Операция проводилась с помощью имени Семена Вейсаха, а потому его пригласили на чашку чая. Юлий Маркович никак не мог забыть свинцового лица друга Семена, его самостийно подмигивающего глаза.
В пятнадцать лет Вейсах воевал у Котовского. Легендарный комбриг, как говорят, ласково называл его: «Образцово-показательный жид у меня». Вейсах специализировался по военной литературе, участвовал в свое время в разных объединениях — ВАППе, ЛЕФе, ЛОКАФе, из писателей больше всего чтил своего старшего друга Матэ Залку, в свое время рвался вместе с ним в Испанию, но что-то помешало — не уехал, еще недавно он носил на пухлых широких плечах полковничьи погоны. Сейчас у Семена на висках проступила нездоровая маслянистая желтизна, крупная нижняя губа отвалилась, как у деревенской заезженной лошади, во влажных глазах неизбывная печаль детей Авраамовых. Он пил чай, грустненько, в осторожных выражениях сообщал: «Воениздат» передал сборник очерков о партизанах другому составителю, договор на его книгу о Петре Вершигоре расторгнут…

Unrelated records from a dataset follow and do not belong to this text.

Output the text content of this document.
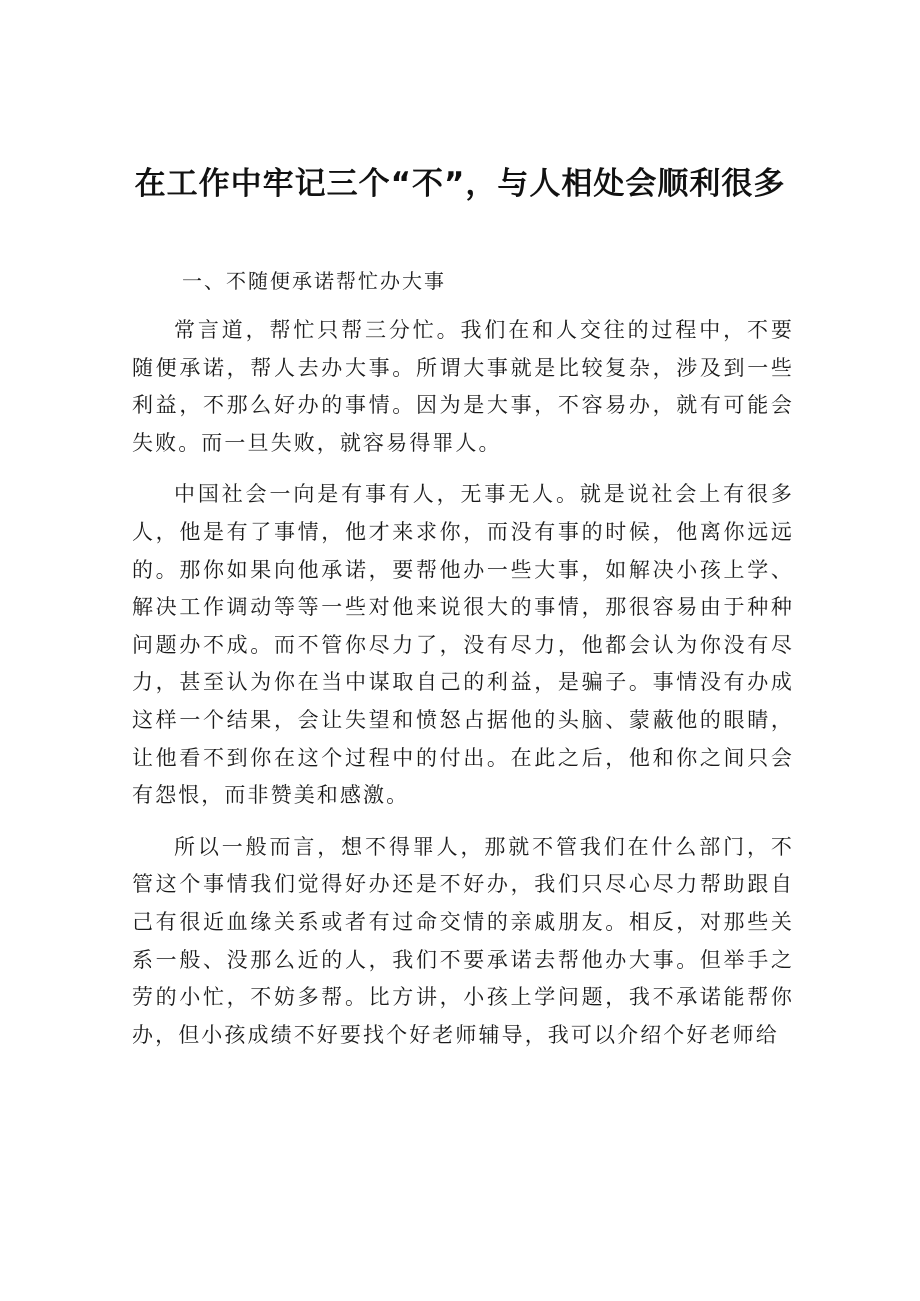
在工作中牢记三个“不”，与人相处会顺利很多

一、不随便承诺帮忙办大事

常言道，帮忙只帮三分忙。我们在和人交往的过程中，不要随便承诺，帮人去办大事。所谓大事就是比较复杂，涉及到一些利益，不那么好办的事情。因为是大事，不容易办，就有可能会失败。而一旦失败，就容易得罪人。

中国社会一向是有事有人，无事无人。就是说社会上有很多人，他是有了事情，他才来求你，而没有事的时候，他离你远远的。那你如果向他承诺，要帮他办一些大事，如解决小孩上学、解决工作调动等等一些对他来说很大的事情，那很容易由于种种问题办不成。而不管你尽力了，没有尽力，他都会认为你没有尽力，甚至认为你在当中谋取自己的利益，是骗子。事情没有办成这样一个结果，会让失望和愤怒占据他的头脑、蒙蔽他的眼睛，让他看不到你在这个过程中的付出。在此之后，他和你之间只会有怨恨，而非赞美和感激。

所以一般而言，想不得罪人，那就不管我们在什么部门，不管这个事情我们觉得好办还是不好办，我们只尽心尽力帮助跟自己有很近血缘关系或者有过命交情的亲戚朋友。相反，对那些关系一般、没那么近的人，我们不要承诺去帮他办大事。但举手之劳的小忙，不妨多帮。比方讲，小孩上学问题，我不承诺能帮你办，但小孩成绩不好要找个好老师辅导，我可以介绍个好老师给
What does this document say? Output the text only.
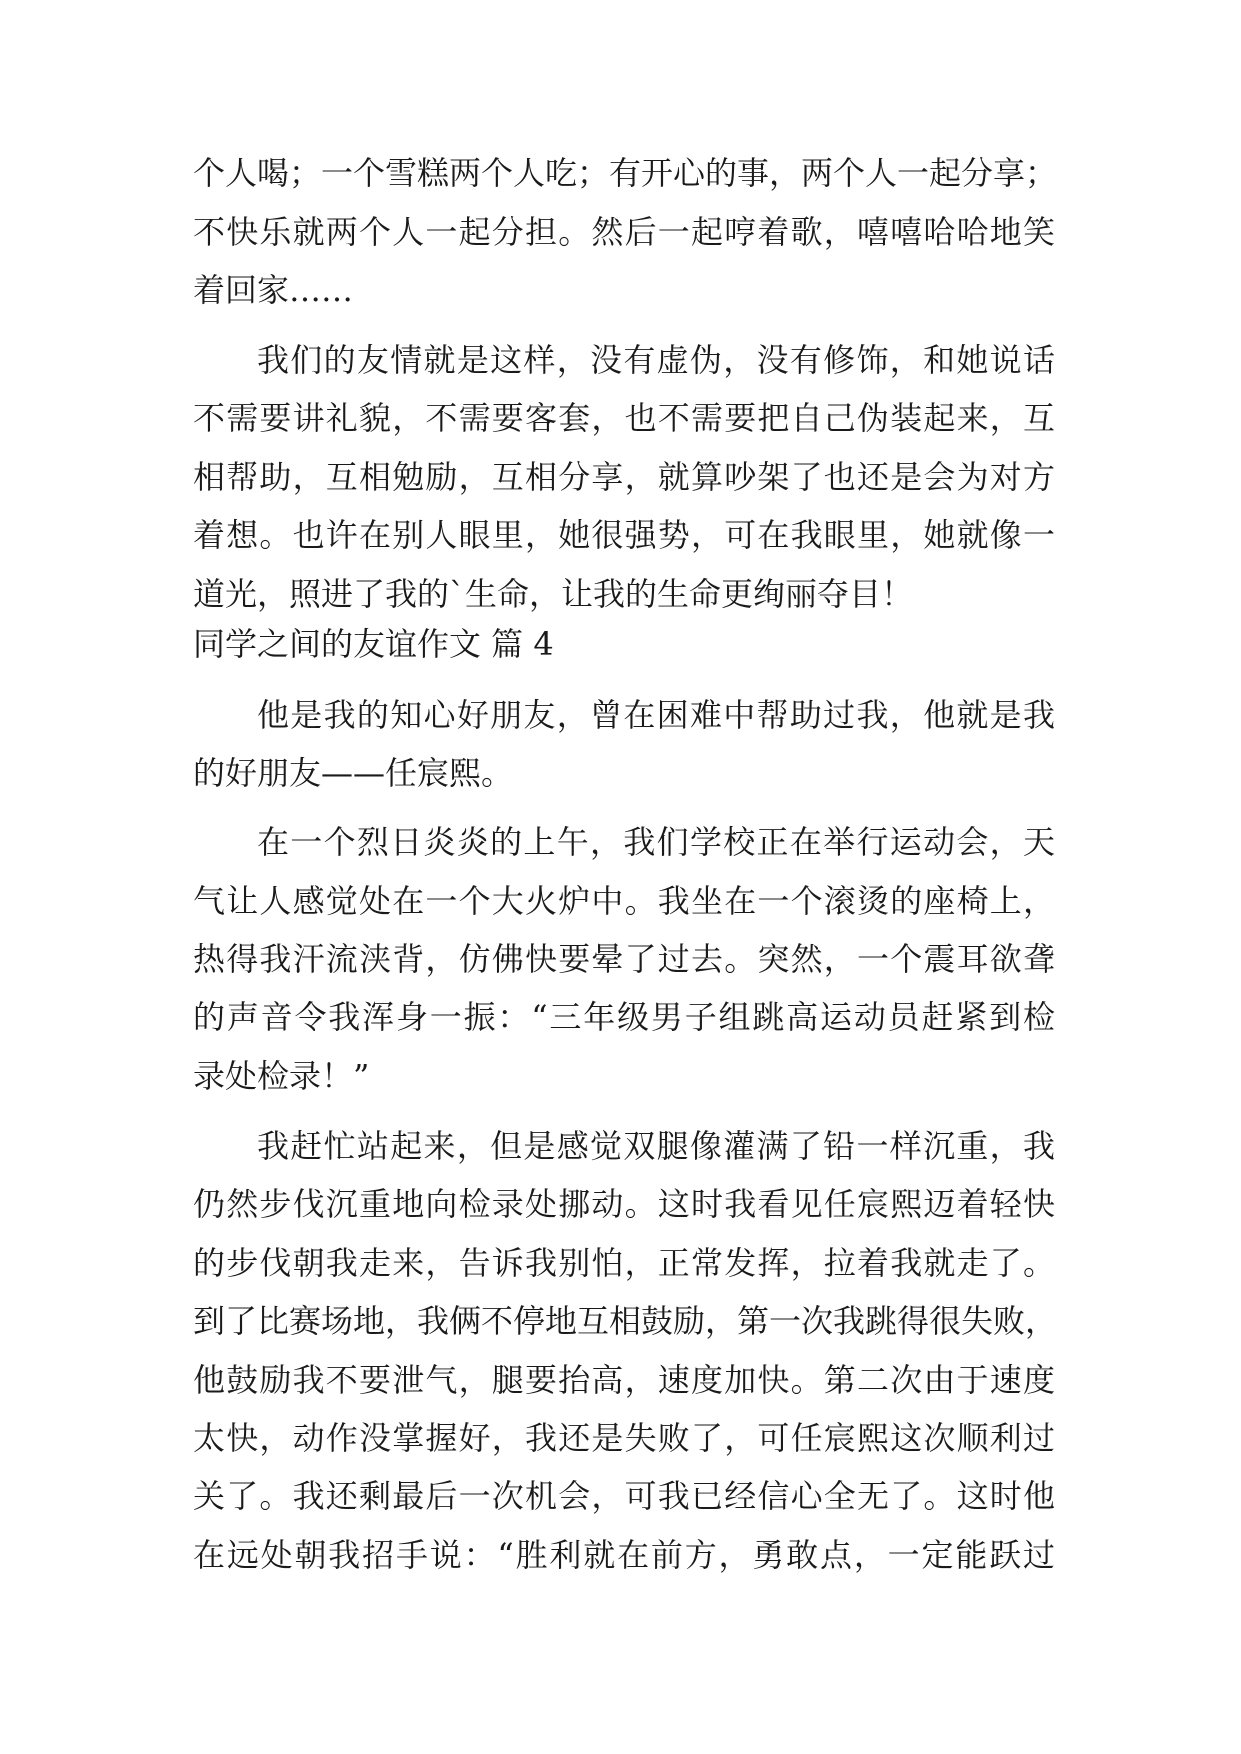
个人喝；一个雪糕两个人吃；有开心的事，两个人一起分享；
不快乐就两个人一起分担。然后一起哼着歌，嘻嘻哈哈地笑
着回家……
我们的友情就是这样，没有虚伪，没有修饰，和她说话
不需要讲礼貌，不需要客套，也不需要把自己伪装起来，互
相帮助，互相勉励，互相分享，就算吵架了也还是会为对方
着想。也许在别人眼里，她很强势，可在我眼里，她就像一
道光，照进了我的`生命，让我的生命更绚丽夺目！
同学之间的友谊作文 篇 4
他是我的知心好朋友，曾在困难中帮助过我，他就是我
的好朋友——任宸熙。
在一个烈日炎炎的上午，我们学校正在举行运动会，天
气让人感觉处在一个大火炉中。我坐在一个滚烫的座椅上，
热得我汗流浃背，仿佛快要晕了过去。突然，一个震耳欲聋
的声音令我浑身一振：“三年级男子组跳高运动员赶紧到检
录处检录！”
我赶忙站起来，但是感觉双腿像灌满了铅一样沉重，我
仍然步伐沉重地向检录处挪动。这时我看见任宸熙迈着轻快
的步伐朝我走来，告诉我别怕，正常发挥，拉着我就走了。
到了比赛场地，我俩不停地互相鼓励，第一次我跳得很失败，
他鼓励我不要泄气，腿要抬高，速度加快。第二次由于速度
太快，动作没掌握好，我还是失败了，可任宸熙这次顺利过
关了。我还剩最后一次机会，可我已经信心全无了。这时他
在远处朝我招手说：“胜利就在前方，勇敢点，一定能跃过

Клавдия подсовывала Семену бутерброды с колбасой, вздыхала, а Раиса разглядывала его внимательным взглядом, словно оценивала про себя надетый на Семена пиджак. И Семен, должно, чувствовал этот взгляд, горбился, блуждал печальными глазами по сторонам.
— Юлик… — негромко произнес Семен после мучительного молчания, — Ася недавно продала свою шубу… И вот мы опять… без копейки.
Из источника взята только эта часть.